Profit margins in China’s crude oil refining sector plunged 42% in 2019 from a year earlier, said the China Petroleum and Chemical Industry Federation (CPCIF).
The federation said this is the steepest fall in five years and warned that overcapacity is a growing problem.
Some small- and medium-sized refineries were also likely face financial pressure from a fall in sales and a rise in inventory amid the coronavirus outbreak, said CPCIF, adding that the impact would be mainly felt in the first quarter.
The flu-like epidemic had killed 4,7163 people and infected more than 127,863 globally.
“For the full year and longer term, overcapacity will still be the dominant issue in the industry,” CPCIF vice chairman Fu Xiangsheng said at a press briefing.
Increasing capacity in China and weak domestic demand, fuelled in part by the Sino-US trade war, led to a surge in refined product exports to the rest of Asia in 2019, helping to depress prices across the region, he said.

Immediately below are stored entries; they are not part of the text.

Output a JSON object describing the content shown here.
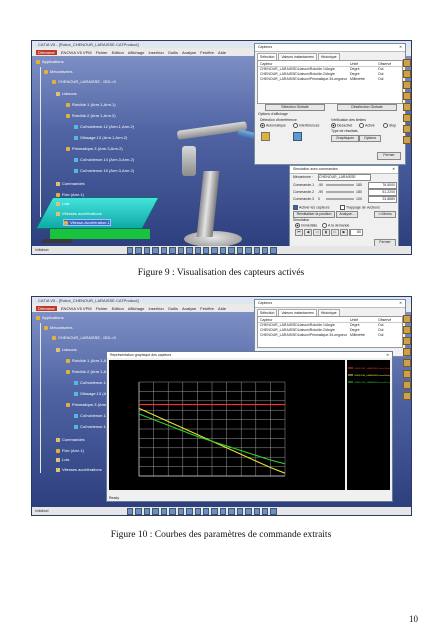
{
  "figure9": {
    "caption": "Figure 9 : Visualisation des capteurs activés",
    "window_title": "CATIA V5 - [Robot_CHENOUR_LARAISSE.CATProduct]",
    "menu": [
      "Démarrer",
      "ENOVIA V5 VPM",
      "Fichier",
      "Edition",
      "Affichage",
      "Insertion",
      "Outils",
      "Analyse",
      "Fenêtre",
      "Aide"
    ],
    "tree": {
      "applications": "Applications",
      "mecanismes": "Mécanismes",
      "mechanism": "CHENOUR_LARAISSE , DDL=0",
      "liaisons": "Liaisons",
      "rotoide1": "Rotoïde.1 (Arm.1,Arm.1)",
      "rotoide2": "Rotoïde.2 (Arm.1,Arm.2)",
      "coincidence12": "Coïncidence.12 (Arm.1,Arm.2)",
      "glissiere": "Glissage.13 (Arm.1,Arm.2)",
      "prismatique": "Prismatique.3 (Arm.3,Arm.2)",
      "coincidence14": "Coïncidence.14 (Arm.3,Arm.2)",
      "coincidence15": "Coïncidence.15 (Arm.3,Arm.2)",
      "commandes": "Commandes",
      "fixe": "Fixe (Arm.1)",
      "lois": "Lois",
      "vitesses": "Vitesses accélérations",
      "vitesse_item": "Vitesse-Accélération.1"
    },
    "capteurs": {
      "title": "Capteurs",
      "tabs": [
        "Sélection",
        "Valeurs instantanées",
        "Historique"
      ],
      "columns": [
        "Capteur",
        "Unité",
        "Observé"
      ],
      "rows": [
        [
          "CHENOUR_LARAISSE\\Liaison\\Rotoïde.1\\Angle",
          "Degré",
          "Oui"
        ],
        [
          "CHENOUR_LARAISSE\\Liaison\\Rotoïde.2\\Angle",
          "Degré",
          "Oui"
        ],
        [
          "CHENOUR_LARAISSE\\Liaison\\Prismatique.3\\Longueur",
          "Millimètre",
          "Oui"
        ]
      ],
      "btn_select_all": "Sélection Globale",
      "btn_deselect_all": "Désélection Globale",
      "affichage_title": "Options d'affichage",
      "detection_label": "Détection d'interférence",
      "limits_label": "Vérification des limites",
      "auto_label": "Automatique",
      "interf_label": "Interférences",
      "desactive_label": "Désactivé",
      "active_label": "Activé",
      "stop_label": "Stop",
      "type_label": "Type de résultats",
      "graph_btn": "Graphiques",
      "options_btn": "Options",
      "fermer_btn": "Fermer"
    },
    "simulation": {
      "title": "Simulation avec commandes",
      "tab": "CHENOUR_LARAISSE",
      "mecanisme_label": "Mécanisme :",
      "mecanisme_value": "CHENOUR_LARAISSE",
      "commands": [
        {
          "label": "Commande.1",
          "min": "-90",
          "max": "180",
          "value": "76,5000"
        },
        {
          "label": "Commande.2",
          "min": "-90",
          "max": "180",
          "value": "51,2200"
        },
        {
          "label": "Commande.3",
          "min": "0",
          "max": "100",
          "value": "23,8889"
        }
      ],
      "activer_capteurs": "Activer les capteurs",
      "trappage": "Trappage de vecteurs",
      "reinit_btn": "Réinitialiser la position",
      "analyse_btn": "Analyse...",
      "moins_btn": "<<Moins",
      "simulation_label": "Simulation",
      "immediat": "Immédiate",
      "demande": "A la demande",
      "steps": "80",
      "fermer_btn": "Fermer"
    },
    "status": "Initialiser"
  },
  "figure10": {
    "caption": "Figure 10 : Courbes des paramètres de commande extraits",
    "graph_title": "Représentation graphique des capteurs",
    "status": "Ready"
  },
  "chart_data": {
    "type": "line",
    "title": "",
    "xlabel": "",
    "ylabel": "",
    "x": [
      0,
      1,
      2,
      3,
      4,
      5,
      6,
      7,
      8,
      9,
      10
    ],
    "xlim": [
      0,
      10
    ],
    "ylim": [
      0,
      100
    ],
    "grid": true,
    "legend": "right",
    "series": [
      {
        "name": "CHENOUR_LARAISSE\\Liaison\\Rotoïde.1\\Angle",
        "color": "#ff3030",
        "values": [
          76,
          76,
          76,
          76,
          76,
          76,
          76,
          76,
          76,
          76,
          76
        ]
      },
      {
        "name": "CHENOUR_LARAISSE\\Liaison\\Rotoïde.2\\Angle",
        "color": "#e8e030",
        "values": [
          72,
          65,
          58,
          51,
          44,
          37,
          30,
          23,
          16,
          9,
          3
        ]
      },
      {
        "name": "CHENOUR_LARAISSE\\Liaison\\Prismatique.3\\Longueur",
        "color": "#30d030",
        "values": [
          66,
          60,
          54,
          48,
          42,
          37,
          32,
          27,
          22,
          17,
          13
        ]
      }
    ]
  },
  "page_number": "10"
}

China boosted its annual crude oil refining capacity by 3.4% in 2019 to 860 million tonnes, equal to 17.2 million barrels per day.
It is expected to add another 27 million tonnes, or about 3.1%, of refining capacity in 2020.
“We have growing concerns over the overcapacity issue,” Fu said. “With the launch of the integrated refining projects, production and sales rose but profits fell.”
The total profit for China’s petroleum and chemical industry was $95.9bn in 2019, down 14.9% from 2018 level, according to CPCIF.